明蚊 11604字 2022-12-10

  愁闷的奚咏刚走进厢房,在屋里等待多时的奚夫人就上前揉了揉他的脑袋,嗔道:“今日怎么下学这般晚?都快下雨了,小心得风寒。”

  又拿了一盏热茶逼他喝完后,叮嘱下人好几句,奚夫人才离开。

  奚咏继续蹙眉坐在案桌边,却忽然灵光一闪,似乎找到了闻琦年轻生的原因。

  要问式玉缺什么,自然是宠爱她的双亲!自幼被景桓山庄抛弃,遣送到这么个孤僻小城里来,又只有个母亲曾经的侍女在照料管事,随着长大,她自然会郁郁寡欢。

  正是无人告诉她生命之可贵,她才不畏死亡,总想去阴间与父母团圆。

  她终究缺乏爱护和温暖。

  奚咏觉得这个推理最为可能,心疼地叹了口气。

  他万万猜不到实际上是由于闻琦年身带前世记忆,日夜迷失于车祸纠葛中难以忍受,这才选择自我了断。

  只有最后一句歪打正着——闻琦年生平最渴望温暖和包容。

  那是她在原生家庭中从未得到的东西。

  另一边,闻宅里因为小主子脸上长了红斑,又是一阵忙乱。

  枝素夫人请来的郎中不紧不慢地告诉众人,确实是食用浮绫散会出现的症状,只要好好休息一天便能消退。

  大家这才松了一口气。

  送罢郎中离开,枝素夫人回屋看着自家像是毁了容的小小姐,心中嗔怪不已。但碍于身份,只能苦口婆心地劝说闻琦年别再乱吃旁人东西。

  她心想,别看闻琦年平日沉静,可仍旧是个好奇心重的小孩子。

  闻琦年忍住不耐,耷拉着小脑袋听了一席教导,才被放过。

  她心中一直慌乱地思考着如何把奚咏糊弄过去,却并无好主意。

  就寝前,闻琦年拿起早晨留在案桌上的遗书,深深叹了口气,将它们撕得一干二净,又发了好一阵呆才上床。

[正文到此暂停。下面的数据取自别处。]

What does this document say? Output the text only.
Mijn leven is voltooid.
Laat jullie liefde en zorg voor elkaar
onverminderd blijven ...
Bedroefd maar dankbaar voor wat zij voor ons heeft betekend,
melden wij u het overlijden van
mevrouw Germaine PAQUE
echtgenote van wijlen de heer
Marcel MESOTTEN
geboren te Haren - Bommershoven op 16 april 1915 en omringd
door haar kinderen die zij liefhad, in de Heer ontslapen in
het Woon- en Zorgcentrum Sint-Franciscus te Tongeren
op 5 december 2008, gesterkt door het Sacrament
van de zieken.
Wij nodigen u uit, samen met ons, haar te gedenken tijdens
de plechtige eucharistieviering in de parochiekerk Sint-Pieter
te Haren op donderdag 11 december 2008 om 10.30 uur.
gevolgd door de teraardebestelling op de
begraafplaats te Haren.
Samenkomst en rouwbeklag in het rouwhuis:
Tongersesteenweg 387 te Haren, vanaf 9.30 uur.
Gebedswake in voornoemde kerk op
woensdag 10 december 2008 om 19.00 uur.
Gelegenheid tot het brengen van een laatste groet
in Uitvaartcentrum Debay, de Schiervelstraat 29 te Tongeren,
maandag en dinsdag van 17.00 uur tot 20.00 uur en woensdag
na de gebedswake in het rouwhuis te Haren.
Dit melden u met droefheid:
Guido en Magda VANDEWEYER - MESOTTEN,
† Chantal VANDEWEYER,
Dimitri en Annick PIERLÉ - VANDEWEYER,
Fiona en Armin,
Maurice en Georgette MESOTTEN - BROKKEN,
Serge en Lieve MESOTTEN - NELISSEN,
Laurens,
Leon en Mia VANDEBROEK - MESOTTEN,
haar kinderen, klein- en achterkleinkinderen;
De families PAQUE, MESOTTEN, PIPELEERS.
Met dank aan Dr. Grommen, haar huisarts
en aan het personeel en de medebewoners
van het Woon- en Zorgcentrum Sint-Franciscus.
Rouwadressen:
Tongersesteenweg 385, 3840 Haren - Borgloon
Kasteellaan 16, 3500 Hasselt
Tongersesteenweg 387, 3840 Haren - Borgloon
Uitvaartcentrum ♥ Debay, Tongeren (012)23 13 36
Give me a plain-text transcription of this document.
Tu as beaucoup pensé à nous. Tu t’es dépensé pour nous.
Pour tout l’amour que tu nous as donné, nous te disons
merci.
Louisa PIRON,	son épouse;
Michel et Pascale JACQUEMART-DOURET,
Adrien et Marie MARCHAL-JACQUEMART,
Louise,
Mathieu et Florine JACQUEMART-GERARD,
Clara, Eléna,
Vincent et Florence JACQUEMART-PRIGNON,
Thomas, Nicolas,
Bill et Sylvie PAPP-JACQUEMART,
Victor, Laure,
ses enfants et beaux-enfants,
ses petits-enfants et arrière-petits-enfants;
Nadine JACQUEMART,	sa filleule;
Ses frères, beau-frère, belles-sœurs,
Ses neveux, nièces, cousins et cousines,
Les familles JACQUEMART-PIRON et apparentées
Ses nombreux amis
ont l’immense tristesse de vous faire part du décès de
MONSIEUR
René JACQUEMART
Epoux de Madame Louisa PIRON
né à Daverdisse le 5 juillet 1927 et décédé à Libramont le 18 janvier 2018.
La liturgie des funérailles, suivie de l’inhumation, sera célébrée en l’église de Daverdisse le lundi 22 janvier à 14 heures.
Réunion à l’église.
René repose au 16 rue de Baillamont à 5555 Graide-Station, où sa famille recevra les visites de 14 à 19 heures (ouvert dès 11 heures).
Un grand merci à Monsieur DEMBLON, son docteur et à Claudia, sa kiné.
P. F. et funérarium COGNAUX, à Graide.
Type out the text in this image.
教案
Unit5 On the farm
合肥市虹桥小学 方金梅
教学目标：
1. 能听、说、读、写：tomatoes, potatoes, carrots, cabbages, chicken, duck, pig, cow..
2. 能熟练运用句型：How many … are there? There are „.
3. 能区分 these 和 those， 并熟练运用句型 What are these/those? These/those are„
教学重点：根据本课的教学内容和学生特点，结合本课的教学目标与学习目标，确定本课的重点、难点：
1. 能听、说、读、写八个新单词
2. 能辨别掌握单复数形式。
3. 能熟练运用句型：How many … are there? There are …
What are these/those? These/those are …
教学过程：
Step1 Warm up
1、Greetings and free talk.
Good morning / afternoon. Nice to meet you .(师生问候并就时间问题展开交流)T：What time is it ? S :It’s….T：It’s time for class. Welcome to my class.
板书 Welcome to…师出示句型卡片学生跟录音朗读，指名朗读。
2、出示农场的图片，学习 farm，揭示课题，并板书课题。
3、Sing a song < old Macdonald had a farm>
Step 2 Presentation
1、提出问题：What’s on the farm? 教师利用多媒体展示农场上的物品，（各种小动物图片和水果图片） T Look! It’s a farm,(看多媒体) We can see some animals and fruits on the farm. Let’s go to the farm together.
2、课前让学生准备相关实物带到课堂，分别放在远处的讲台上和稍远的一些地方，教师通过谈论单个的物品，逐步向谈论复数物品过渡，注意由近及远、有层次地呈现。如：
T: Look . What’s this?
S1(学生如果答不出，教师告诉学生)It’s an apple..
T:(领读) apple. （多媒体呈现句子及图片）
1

  也许今天折腾一番使得人太过于疲惫,刚盖好被子,她就沉沉睡了过去。

  “砰——!”

  她看见自己又毫不犹豫地踩下了油门,奥迪车大声轰鸣着,像是凄厉的嚎叫,再次翻滚下了悬崖。

  不要!蜷缩在床上的闻琦年闭眼呜咽着。

  梦里,摔死在车内的妈妈睁开了惨白的眼睛,用一贯严厉的目光盯着她。闻琦年顿时毛骨悚然。

  满头鲜血的妈妈僵硬地一字一顿道:“太让我失望了,你这个废物。”

  闻琦年如陷冰窖,终于无声地从梦中挣脱。她睁开空洞的双眼,感觉整个世界都在天旋地转。

  窗外是一派宁静,蟋蟀声成为了夏夜的舞曲,而闻琦年裹在被子中,大脑空白,一夜无眠。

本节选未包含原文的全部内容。